Since my recent visit to the End of the Oregon Trail, I've been wondering about daguerreotypes. After a bit of research, I bring you this Daguerreotype Q&A:

Why doesn't anyone smile in these pictures? The common answer for this is a partially fact-based myth: because it took a long time to expose the image, the subject had to sit still. And, the story goes, frowning is easier to hold in place than smiling. The truth is that very early daguerreotypes (those from 1839-1845) did take 60-90 seconds of sitting still to capture an image, but the majority of daguerreotypes we see today are from post-1845, when new technology (the addition of bromine fumes to the process) reduced exposure times to a few seconds. A more plausible story is that people weren't used to having their pictures taken -- the expense and seriousness of the occasion (getting quite possibly the only photograph you'd ever have of yourself) led people to adopt a serious pose.

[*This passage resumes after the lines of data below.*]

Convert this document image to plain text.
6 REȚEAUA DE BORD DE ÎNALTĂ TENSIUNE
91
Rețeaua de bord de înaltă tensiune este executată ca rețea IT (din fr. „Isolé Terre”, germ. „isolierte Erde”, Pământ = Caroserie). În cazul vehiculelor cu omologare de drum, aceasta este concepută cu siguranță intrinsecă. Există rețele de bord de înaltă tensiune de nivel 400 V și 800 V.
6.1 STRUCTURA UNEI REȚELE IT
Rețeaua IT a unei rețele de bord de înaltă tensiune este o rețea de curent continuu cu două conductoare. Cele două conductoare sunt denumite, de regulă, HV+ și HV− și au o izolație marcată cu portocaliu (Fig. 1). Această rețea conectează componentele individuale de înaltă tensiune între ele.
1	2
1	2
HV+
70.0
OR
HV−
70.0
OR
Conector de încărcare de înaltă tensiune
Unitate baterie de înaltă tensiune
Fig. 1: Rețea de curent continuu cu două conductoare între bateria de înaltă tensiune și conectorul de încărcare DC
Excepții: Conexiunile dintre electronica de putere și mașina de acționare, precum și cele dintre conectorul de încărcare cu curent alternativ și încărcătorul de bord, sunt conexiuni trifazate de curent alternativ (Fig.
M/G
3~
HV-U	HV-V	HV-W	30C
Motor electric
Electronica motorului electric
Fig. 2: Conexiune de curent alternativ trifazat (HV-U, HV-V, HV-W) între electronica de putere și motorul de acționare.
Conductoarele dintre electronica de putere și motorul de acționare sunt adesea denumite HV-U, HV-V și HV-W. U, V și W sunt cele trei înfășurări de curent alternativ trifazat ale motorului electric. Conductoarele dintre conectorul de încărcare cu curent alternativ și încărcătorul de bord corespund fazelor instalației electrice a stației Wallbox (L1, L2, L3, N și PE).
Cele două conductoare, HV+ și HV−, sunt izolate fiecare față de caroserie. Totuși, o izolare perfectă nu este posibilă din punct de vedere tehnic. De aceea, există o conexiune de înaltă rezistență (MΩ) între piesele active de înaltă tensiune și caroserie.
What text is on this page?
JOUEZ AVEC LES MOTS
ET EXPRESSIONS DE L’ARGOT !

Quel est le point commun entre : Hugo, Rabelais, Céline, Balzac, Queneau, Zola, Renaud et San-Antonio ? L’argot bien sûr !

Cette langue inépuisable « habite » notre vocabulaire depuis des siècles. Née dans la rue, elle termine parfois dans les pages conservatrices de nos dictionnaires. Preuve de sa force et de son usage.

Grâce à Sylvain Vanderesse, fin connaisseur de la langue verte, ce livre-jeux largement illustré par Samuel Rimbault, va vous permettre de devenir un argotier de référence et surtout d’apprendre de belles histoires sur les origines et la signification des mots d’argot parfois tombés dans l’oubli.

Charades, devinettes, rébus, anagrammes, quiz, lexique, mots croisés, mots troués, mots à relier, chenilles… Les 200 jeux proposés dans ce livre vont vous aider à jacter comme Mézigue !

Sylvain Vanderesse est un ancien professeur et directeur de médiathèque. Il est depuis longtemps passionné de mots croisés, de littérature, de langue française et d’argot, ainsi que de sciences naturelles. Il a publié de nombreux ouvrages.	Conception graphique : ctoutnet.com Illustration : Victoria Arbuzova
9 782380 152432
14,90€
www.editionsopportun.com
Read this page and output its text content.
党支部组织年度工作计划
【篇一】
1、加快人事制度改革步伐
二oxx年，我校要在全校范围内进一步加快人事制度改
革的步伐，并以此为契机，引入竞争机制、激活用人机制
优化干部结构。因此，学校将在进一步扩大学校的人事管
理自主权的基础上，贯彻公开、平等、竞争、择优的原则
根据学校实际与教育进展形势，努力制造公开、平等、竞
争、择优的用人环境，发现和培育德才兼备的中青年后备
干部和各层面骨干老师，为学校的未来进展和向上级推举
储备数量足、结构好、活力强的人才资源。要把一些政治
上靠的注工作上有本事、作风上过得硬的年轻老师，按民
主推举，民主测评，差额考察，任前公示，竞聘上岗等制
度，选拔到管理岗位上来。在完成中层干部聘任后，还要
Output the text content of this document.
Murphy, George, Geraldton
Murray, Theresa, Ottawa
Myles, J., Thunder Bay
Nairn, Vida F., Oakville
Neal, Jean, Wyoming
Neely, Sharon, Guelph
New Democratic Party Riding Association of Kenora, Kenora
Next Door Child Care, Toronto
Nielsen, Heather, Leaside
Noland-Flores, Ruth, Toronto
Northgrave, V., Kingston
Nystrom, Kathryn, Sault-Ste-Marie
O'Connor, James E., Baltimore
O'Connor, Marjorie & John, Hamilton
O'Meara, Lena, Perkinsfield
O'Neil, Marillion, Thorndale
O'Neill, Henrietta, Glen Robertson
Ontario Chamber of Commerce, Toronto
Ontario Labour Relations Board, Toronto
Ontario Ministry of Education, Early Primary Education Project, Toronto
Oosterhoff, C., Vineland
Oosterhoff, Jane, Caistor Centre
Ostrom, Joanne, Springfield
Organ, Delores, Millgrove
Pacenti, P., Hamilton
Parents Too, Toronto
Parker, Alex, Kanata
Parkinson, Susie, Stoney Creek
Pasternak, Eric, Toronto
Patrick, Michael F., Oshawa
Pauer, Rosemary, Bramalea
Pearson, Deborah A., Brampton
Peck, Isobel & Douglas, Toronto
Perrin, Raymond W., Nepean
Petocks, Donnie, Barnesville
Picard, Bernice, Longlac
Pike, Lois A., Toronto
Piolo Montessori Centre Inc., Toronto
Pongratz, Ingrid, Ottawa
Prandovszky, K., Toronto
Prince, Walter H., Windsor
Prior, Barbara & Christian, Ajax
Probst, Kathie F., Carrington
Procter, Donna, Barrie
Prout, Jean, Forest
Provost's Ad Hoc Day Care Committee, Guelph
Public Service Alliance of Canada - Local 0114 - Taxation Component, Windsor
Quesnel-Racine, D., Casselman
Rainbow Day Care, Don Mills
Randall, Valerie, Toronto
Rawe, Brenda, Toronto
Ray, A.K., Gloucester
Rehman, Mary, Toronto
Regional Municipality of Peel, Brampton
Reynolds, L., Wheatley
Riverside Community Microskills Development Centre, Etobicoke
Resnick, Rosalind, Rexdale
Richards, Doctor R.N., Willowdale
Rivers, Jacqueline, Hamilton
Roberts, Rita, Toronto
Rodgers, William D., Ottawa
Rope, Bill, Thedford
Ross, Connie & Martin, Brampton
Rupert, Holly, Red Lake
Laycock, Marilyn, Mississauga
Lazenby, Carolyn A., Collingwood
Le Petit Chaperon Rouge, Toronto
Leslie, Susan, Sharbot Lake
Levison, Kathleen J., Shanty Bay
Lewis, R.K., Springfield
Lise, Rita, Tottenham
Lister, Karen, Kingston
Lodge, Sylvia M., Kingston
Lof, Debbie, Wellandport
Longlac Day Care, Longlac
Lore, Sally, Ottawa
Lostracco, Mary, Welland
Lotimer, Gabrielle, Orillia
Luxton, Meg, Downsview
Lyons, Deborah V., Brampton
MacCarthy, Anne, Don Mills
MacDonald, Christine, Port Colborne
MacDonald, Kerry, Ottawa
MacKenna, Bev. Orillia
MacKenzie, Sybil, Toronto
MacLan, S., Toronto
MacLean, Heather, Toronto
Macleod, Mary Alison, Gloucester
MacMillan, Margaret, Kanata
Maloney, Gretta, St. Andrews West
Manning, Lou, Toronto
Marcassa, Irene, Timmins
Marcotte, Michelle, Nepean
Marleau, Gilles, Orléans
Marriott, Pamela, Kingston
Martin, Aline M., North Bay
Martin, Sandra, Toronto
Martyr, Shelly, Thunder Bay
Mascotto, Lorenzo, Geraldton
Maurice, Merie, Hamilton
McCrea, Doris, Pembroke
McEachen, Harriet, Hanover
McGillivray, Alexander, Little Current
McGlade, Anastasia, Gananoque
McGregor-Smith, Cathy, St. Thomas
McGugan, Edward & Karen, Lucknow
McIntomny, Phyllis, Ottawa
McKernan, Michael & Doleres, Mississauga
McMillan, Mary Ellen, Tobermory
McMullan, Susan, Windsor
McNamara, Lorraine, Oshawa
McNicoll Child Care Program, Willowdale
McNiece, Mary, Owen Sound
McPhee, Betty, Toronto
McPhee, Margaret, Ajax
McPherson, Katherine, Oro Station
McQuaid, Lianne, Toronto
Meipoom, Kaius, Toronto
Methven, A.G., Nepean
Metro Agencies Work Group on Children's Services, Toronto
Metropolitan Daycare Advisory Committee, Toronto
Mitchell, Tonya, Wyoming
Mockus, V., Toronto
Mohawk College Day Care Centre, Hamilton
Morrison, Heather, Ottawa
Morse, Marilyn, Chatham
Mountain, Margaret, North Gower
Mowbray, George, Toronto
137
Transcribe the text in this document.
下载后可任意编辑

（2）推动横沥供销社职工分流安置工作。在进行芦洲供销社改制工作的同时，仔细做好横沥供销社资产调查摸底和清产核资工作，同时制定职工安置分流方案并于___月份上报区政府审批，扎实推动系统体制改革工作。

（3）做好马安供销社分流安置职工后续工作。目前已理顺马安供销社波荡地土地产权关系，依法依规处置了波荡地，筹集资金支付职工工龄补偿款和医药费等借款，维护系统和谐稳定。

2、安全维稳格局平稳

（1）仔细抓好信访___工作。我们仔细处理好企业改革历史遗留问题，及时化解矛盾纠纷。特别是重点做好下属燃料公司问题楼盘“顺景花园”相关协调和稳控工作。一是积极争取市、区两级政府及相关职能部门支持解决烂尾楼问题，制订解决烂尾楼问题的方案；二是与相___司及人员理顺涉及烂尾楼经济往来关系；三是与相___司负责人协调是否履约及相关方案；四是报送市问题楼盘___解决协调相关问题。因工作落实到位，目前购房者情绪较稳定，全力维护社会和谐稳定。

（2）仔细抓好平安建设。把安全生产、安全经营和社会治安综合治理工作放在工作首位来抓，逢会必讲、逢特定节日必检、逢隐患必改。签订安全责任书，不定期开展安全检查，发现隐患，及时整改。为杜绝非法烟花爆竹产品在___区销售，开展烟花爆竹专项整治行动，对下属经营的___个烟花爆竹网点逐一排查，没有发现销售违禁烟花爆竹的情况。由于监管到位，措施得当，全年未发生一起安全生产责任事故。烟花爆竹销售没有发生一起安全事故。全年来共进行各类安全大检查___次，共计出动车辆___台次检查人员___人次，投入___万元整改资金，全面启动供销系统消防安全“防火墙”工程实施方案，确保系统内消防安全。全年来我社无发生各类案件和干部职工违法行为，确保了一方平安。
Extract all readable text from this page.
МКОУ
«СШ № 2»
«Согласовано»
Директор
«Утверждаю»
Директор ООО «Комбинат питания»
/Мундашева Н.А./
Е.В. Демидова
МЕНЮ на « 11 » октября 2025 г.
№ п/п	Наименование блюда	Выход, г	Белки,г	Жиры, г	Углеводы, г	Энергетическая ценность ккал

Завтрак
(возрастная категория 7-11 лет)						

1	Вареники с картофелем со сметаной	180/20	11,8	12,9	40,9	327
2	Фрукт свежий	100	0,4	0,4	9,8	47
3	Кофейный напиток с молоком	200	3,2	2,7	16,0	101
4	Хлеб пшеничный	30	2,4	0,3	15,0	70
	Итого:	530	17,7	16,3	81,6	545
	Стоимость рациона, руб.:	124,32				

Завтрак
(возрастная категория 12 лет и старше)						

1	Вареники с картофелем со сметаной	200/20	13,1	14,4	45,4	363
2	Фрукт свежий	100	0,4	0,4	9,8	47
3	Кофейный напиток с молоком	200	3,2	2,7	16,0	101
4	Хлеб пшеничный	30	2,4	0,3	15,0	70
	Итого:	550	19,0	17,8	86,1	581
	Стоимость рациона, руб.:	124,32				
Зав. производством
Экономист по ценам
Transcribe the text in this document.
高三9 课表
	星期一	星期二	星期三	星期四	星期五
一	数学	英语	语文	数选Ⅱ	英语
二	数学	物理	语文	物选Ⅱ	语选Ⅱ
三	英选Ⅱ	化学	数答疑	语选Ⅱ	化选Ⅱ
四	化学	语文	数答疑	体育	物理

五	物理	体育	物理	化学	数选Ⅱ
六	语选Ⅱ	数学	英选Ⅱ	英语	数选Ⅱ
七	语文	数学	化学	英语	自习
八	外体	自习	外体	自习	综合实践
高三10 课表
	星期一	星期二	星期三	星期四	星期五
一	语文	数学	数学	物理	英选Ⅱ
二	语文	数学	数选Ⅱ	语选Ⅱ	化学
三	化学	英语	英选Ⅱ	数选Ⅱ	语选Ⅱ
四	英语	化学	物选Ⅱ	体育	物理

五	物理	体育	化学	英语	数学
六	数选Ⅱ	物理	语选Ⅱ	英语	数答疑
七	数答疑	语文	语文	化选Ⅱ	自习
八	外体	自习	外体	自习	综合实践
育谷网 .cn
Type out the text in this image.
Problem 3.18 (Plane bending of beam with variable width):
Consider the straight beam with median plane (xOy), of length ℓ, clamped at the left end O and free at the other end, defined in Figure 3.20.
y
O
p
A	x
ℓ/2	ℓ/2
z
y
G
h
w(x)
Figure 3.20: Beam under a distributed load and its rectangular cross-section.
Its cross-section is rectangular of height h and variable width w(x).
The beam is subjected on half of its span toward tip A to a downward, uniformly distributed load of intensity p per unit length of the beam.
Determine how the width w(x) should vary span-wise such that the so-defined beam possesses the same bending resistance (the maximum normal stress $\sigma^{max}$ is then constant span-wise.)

When were daguerreotypes popular? Although they're well known today (possibly due to Brady's Civil War images), daguerreotypes were merely one of several competing formats in nineteenth-century photography. They were introduced by Louis Daguerre in 1839 and remained popular into the 1860's. Because daguerreotypes developed a positive image directly onto the photographic plate, there was no way to reproduce them without sitting for multiple shots (there was no negative). This, combined with the expense, fragility, and technical difficulty of the process led to competitors including:

  • Calotype - which used paper negatives
  • Ambrotype - which produced a ghostly positive glass image that was then backed with black paper to produce a complete photograph
  • Tintype - which was durable (being printed on a plate of metal) and thus popular during the Civil War for soldiers in the field

Does anyone still make daguerreotypes today? Yes, though it's a complex and potentially toxic process. The Contemporary Daguerreotypes site (warning: a few tasteful nudes are included) features the work of modern daguerreotypists. See also: The Daguerreian Society, which has an excellent Daguerreotype FAQ with tips on preservation and much more.

Are there daguerreotype images online? I'm so glad you asked, rhetorical question-voice. Check out America's First Look into the Camera from the Library of Congress (including lots of Mathew Brady material). Also try The Daguerreian Society's searchable daguerreotype database or Daguerreotypes at Harvard. Finally, searching Google Images for "daguerreotype" turns up a variety of fun stuff.